Although many patients had some decline in HRQL preceding disease progression, a substantial proportion had some improvements in HRQL domains while on study. Post hoc analysis of patients who (based on baseline scores) had the potential for HRQL domain improvement showed that in domains relevant to symptoms from progressive glioblastoma, close to 50% reported clinically relevant improvements in at least one of these domains while receiving treatment. We postulate that these may represent those patients deriving meaningful clinical benefit and symptomatic improvement as a result of therapy.

There are some limitations to this study. The overall sample size is small, being a phase 2 study. A substantial percentage of patients missed assessment at the end of treatment, the high attrition rate at this time generally because patients were too unwell to complete questionnaires, which is to be expected in patients with glioblastoma. In anticipation of this clinical scenario, we planned to analyze time to HRQL deterioration, allowing us to include all patients, including those who did not complete questionnaires because of progression or death. This method is appropriate in this context as it avoids bias due to attrition in questionnaire completion at the end of treatment and was particularly relevant in Part 2 of the study, in which most patients’ HRQL deterioration was attributed to being not able to complete serial questionnaires because of clinical deterioration, disease progression or death. An additional strength of the CABARET trial was that HRQL assessment was mandatory, and therefore overall, most patients who were still on the study at each time point completed questionnaires, minimizing the risk of bias from noncompletion and avoiding loss of power.

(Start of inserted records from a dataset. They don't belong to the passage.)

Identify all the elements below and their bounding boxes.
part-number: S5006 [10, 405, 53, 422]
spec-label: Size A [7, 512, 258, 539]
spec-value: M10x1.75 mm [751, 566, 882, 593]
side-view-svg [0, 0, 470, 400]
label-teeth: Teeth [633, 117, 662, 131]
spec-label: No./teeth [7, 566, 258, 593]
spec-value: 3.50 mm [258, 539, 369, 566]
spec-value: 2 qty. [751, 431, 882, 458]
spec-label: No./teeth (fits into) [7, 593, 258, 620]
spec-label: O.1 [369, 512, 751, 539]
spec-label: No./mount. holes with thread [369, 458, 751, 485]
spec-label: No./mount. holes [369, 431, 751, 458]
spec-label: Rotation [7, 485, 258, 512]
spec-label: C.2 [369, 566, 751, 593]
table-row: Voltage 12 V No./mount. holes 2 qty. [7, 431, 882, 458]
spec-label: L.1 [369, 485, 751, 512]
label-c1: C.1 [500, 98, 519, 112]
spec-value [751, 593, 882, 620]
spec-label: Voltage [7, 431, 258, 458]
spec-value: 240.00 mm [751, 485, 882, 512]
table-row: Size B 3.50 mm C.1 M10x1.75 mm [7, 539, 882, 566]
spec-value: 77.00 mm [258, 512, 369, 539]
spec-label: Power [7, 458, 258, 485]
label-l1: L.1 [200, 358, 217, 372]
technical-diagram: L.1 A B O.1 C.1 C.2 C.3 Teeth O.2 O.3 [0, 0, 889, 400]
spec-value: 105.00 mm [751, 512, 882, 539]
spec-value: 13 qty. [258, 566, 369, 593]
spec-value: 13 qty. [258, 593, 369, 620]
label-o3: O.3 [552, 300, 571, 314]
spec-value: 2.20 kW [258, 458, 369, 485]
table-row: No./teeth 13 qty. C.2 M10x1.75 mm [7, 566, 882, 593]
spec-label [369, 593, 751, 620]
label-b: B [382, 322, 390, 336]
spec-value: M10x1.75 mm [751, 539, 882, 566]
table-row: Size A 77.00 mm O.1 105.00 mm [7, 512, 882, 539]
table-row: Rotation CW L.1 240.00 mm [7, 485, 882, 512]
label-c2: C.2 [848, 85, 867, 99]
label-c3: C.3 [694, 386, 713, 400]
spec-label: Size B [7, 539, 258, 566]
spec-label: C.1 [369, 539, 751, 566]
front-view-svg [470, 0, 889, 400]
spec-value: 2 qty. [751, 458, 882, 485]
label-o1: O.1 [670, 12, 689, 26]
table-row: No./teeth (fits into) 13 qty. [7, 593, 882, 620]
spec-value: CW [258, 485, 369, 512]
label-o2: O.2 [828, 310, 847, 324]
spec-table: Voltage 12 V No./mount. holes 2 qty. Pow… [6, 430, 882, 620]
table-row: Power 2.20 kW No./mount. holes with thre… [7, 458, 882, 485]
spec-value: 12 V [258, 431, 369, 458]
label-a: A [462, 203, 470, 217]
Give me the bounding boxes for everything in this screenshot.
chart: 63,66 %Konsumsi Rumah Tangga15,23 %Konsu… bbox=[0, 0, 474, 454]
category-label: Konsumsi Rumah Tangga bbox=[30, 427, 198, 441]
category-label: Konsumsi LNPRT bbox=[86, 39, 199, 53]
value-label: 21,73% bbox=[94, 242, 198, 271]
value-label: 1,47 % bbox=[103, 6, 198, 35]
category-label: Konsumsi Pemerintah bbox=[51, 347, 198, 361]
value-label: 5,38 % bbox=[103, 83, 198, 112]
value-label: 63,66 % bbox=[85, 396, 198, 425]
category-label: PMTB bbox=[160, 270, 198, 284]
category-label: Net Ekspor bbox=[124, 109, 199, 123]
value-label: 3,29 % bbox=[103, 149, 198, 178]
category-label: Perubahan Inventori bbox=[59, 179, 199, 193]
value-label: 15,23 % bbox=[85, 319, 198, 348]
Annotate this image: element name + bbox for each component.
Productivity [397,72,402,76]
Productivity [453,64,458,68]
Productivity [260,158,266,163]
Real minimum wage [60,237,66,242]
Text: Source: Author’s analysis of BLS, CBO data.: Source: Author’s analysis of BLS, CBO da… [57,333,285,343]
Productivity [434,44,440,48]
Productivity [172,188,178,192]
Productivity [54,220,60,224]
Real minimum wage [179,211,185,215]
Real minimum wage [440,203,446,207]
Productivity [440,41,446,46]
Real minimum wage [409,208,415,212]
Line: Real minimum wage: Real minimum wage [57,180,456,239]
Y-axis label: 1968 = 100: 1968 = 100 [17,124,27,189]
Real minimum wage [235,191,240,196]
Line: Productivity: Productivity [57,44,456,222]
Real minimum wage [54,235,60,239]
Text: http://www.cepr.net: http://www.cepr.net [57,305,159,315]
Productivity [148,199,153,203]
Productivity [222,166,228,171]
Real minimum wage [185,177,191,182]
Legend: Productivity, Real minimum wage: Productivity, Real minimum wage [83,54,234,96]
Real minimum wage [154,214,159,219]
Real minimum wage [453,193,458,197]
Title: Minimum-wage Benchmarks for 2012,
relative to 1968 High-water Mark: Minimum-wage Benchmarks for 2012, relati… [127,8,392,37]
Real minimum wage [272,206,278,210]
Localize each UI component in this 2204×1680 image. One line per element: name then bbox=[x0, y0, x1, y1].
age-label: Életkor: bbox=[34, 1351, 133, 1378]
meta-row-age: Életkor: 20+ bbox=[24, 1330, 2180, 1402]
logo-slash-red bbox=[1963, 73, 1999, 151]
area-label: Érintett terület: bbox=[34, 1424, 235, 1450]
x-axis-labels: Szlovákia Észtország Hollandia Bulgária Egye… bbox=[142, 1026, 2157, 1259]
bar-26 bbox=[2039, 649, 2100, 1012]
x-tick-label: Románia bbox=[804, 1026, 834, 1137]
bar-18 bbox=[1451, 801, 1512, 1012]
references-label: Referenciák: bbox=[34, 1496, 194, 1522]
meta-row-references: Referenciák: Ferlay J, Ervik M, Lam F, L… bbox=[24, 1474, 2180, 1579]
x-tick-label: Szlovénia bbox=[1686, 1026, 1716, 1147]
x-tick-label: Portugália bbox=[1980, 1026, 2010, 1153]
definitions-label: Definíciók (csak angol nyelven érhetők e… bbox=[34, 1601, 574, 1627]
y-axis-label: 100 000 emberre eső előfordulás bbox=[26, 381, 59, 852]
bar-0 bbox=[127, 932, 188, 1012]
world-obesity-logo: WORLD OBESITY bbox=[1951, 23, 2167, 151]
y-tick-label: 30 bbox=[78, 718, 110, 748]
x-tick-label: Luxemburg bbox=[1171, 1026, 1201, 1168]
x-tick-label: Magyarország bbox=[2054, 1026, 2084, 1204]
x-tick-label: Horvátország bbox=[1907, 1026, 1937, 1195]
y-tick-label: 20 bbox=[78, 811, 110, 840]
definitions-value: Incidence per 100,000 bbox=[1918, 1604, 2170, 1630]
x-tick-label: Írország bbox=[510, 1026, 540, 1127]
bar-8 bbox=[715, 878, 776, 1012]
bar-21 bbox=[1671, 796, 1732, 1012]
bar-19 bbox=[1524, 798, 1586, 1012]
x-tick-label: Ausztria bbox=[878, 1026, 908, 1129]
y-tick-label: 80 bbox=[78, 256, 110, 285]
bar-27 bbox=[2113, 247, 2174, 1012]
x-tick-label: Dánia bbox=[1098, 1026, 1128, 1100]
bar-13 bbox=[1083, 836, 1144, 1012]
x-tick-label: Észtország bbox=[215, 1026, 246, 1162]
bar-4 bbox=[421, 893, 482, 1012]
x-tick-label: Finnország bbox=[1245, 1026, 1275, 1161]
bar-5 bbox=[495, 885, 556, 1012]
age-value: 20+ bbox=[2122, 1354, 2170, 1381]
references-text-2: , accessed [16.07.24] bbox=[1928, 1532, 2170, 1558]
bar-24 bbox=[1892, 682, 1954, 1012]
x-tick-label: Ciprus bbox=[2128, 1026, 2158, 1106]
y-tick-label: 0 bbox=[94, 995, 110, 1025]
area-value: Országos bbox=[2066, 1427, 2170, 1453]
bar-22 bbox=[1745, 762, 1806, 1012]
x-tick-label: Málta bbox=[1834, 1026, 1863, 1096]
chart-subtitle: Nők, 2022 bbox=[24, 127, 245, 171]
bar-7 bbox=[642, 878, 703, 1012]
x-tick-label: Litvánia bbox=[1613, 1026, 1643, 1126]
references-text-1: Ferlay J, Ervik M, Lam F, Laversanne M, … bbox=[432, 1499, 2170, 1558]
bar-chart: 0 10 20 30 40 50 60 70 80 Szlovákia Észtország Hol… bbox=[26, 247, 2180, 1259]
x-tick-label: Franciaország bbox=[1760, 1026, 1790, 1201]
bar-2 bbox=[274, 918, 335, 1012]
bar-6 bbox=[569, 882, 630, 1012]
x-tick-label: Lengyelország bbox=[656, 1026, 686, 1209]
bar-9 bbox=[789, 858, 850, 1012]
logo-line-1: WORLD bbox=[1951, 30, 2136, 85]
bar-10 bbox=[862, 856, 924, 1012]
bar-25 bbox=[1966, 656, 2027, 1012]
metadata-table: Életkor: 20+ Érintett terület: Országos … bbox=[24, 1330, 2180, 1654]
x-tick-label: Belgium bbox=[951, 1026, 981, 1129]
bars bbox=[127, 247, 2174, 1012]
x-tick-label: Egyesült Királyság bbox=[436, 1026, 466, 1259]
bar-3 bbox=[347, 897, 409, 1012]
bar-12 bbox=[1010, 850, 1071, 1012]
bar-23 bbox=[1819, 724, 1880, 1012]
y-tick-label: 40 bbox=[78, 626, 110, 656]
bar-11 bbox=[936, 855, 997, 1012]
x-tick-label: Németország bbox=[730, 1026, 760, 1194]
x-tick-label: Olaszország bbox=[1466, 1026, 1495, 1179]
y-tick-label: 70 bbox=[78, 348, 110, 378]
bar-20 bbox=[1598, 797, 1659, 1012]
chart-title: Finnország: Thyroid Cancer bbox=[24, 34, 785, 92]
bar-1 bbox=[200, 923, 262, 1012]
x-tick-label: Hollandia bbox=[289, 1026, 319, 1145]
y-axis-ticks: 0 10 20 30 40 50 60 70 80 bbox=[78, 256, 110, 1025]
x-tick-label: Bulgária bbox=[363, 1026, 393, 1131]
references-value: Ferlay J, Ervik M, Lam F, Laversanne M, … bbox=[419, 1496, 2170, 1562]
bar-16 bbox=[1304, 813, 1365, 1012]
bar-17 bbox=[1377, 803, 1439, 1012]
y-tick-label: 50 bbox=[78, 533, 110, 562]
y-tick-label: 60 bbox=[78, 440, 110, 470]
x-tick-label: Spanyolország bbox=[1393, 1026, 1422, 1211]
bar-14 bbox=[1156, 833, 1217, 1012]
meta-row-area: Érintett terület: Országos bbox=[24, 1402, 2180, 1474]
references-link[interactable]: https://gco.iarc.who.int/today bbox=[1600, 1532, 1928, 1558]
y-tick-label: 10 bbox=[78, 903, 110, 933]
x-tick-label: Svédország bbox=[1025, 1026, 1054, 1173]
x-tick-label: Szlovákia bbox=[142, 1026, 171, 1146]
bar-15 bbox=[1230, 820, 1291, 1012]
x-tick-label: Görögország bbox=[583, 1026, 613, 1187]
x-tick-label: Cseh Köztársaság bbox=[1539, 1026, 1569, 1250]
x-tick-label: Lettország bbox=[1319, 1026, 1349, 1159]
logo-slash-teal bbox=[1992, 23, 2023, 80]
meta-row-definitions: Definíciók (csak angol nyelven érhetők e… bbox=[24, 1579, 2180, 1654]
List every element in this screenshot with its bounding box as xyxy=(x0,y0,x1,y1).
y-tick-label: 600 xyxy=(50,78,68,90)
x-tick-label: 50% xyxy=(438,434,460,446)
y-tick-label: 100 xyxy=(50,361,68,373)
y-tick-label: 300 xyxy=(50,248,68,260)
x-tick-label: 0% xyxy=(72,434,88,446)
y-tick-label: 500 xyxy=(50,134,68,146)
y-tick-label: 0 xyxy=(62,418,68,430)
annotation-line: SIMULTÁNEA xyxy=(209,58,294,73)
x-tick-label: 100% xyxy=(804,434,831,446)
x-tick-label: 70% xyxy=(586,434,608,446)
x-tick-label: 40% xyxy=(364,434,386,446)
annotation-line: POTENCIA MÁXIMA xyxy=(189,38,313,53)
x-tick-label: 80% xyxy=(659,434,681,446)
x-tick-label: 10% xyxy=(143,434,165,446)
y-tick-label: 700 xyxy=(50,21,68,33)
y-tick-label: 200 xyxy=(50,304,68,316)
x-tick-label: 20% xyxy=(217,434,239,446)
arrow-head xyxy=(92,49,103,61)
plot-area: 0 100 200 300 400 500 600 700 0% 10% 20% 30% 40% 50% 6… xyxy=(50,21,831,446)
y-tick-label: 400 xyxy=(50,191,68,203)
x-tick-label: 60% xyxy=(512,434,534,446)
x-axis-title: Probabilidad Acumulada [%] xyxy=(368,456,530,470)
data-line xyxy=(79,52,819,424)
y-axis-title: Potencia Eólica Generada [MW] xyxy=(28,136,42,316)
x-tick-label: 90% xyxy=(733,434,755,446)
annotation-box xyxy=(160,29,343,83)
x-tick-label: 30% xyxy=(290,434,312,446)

In summary, the results from Part 1 of the CABARET study do not show any evidence of a difference in HRQL for patients with recurrent glioblastoma receiving bevacizumab monotherapy or bevacizumab plus carboplatin chemotherapy. However, improvements in HRQL domains reflecting disease burden were seen in almost 50% of patients, potentially reflecting symptom control from treatment received. It is feasible to complete a study with high HRQL completion rates in patients with recurrent glioblastoma if it is a mandatory aspect of the trial, the protocol provides relevant detail about HRQL administration, and staff receive good training. We found using time to HRQL deterioration a robust and useful statistical endpoint in this patient group, and suggest that this is an appropriate clinical trial endpoint in scenarios where attrition in questionnaire completion is likely and anticipated. These results should help inform future studies, and we encourage similar HRQL assessment methods in future clinical trial settings.